The three key steps every B2B organization can take to capitalize on this opportunity and reap the benefits seen by today’s B2B leaders are:
- Step 1 – Leverage technology to unlock powerful data: Technology is most effective where it makes brands more human. Leaders who adopt a service mindset are more likely (51%) than laggards (32%) to employ new technology platforms to overcome service barriers and twice as likely to have centralized and regularly updated data sets that inform all service channels and conversations, personalizing offerings and improving engagement
- Step 2 – Assemble a digital-human dream team: Digital tools and human interaction must work in harmony if a B2B business wants to be successful today. The study found leaders place high levels of importance on facilitating a two-way dialogue with customers.
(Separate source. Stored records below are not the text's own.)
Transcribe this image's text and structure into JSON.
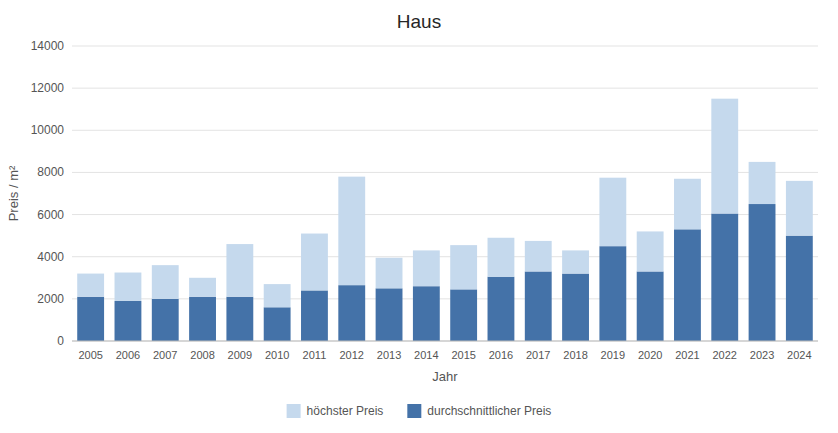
{
  "chart_data": {
    "type": "bar",
    "stacked": true,
    "grid": true,
    "legend": "bottom",
    "title": "Haus",
    "xlabel": "Jahr",
    "ylabel": "Preis / m²",
    "categories": [
      "2005",
      "2006",
      "2007",
      "2008",
      "2009",
      "2010",
      "2011",
      "2012",
      "2013",
      "2014",
      "2015",
      "2016",
      "2017",
      "2018",
      "2019",
      "2020",
      "2021",
      "2022",
      "2023",
      "2024"
    ],
    "series": [
      {
        "name": "durchschnittlicher Preis",
        "color": "#4472a8",
        "values": [
          2100,
          1900,
          2000,
          2100,
          2100,
          1600,
          2400,
          2650,
          2500,
          2600,
          2450,
          3050,
          3300,
          3200,
          4500,
          3300,
          5300,
          6050,
          6500,
          5000
        ]
      },
      {
        "name": "höchster Preis",
        "color": "#c5d9ed",
        "values": [
          1100,
          1350,
          1600,
          900,
          2500,
          1100,
          2700,
          5150,
          1450,
          1700,
          2100,
          1850,
          1450,
          1100,
          3250,
          1900,
          2400,
          5450,
          2000,
          2600
        ]
      }
    ],
    "ylim": [
      0,
      14000
    ],
    "yticks": [
      0,
      2000,
      4000,
      6000,
      8000,
      10000,
      12000,
      14000
    ]
  }
}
This includes prioritizing digital tools like chatbots and augmented reality, as well as human-centric efforts such as field sales representatives and call center teams.
- Step 3 – Start change from within: Uniting digital tools and human talent to serve customers and instilling a customer service mindset requires internal change. Leaders are more than twice as likely as laggards to have fully integrated marketing functions across channels (48% vs.19%) and are more likely to have partially or fully integrated their sales and marketing teams to collaborate on most objectives.
“Our findings highlight a clear misalignment between buyers’ needs and sellers’ offerings, which requires both technology and the human touch,” said Jason Michaels, managing director and B2B marketing lead at Accenture Interactive. “To succeed in today’s B2B ecosystem, sellers must invest in both digital and service-oriented customer experiences that will help drive powerful outcomes for themselves and for their buyers.”
To read the full Service is the New Sales study, please visit: accenture.com/us-en/insights/digital/service-new-sales.
Accenture Interactive interviewed 748 buyers and 1,499 sellers across 10 countries, 16 industries, and more than 20 roles in March 2019. Countries included Australia, Brazil, Canada, China, France, Germany, Japan, New Zealand, the UK, and the U.S. Industries were grouped under seven key industry sectors: products; transportation/transit, logistics, utilities and infrastructure; automotive, aerospace and defense; chemicals, materials and industrial equipment; technology and electronics; life sciences; communications, media and entertainment.
All respondents were either directly involved in or had oversight of their firm’s buying or selling strategy and processes. Around a quarter were from the C-suite, while the rest were manager level and above. All firms included in the survey reported annual revenues of at least $25 million a year up to more than $5 billion a year for the largest sellers.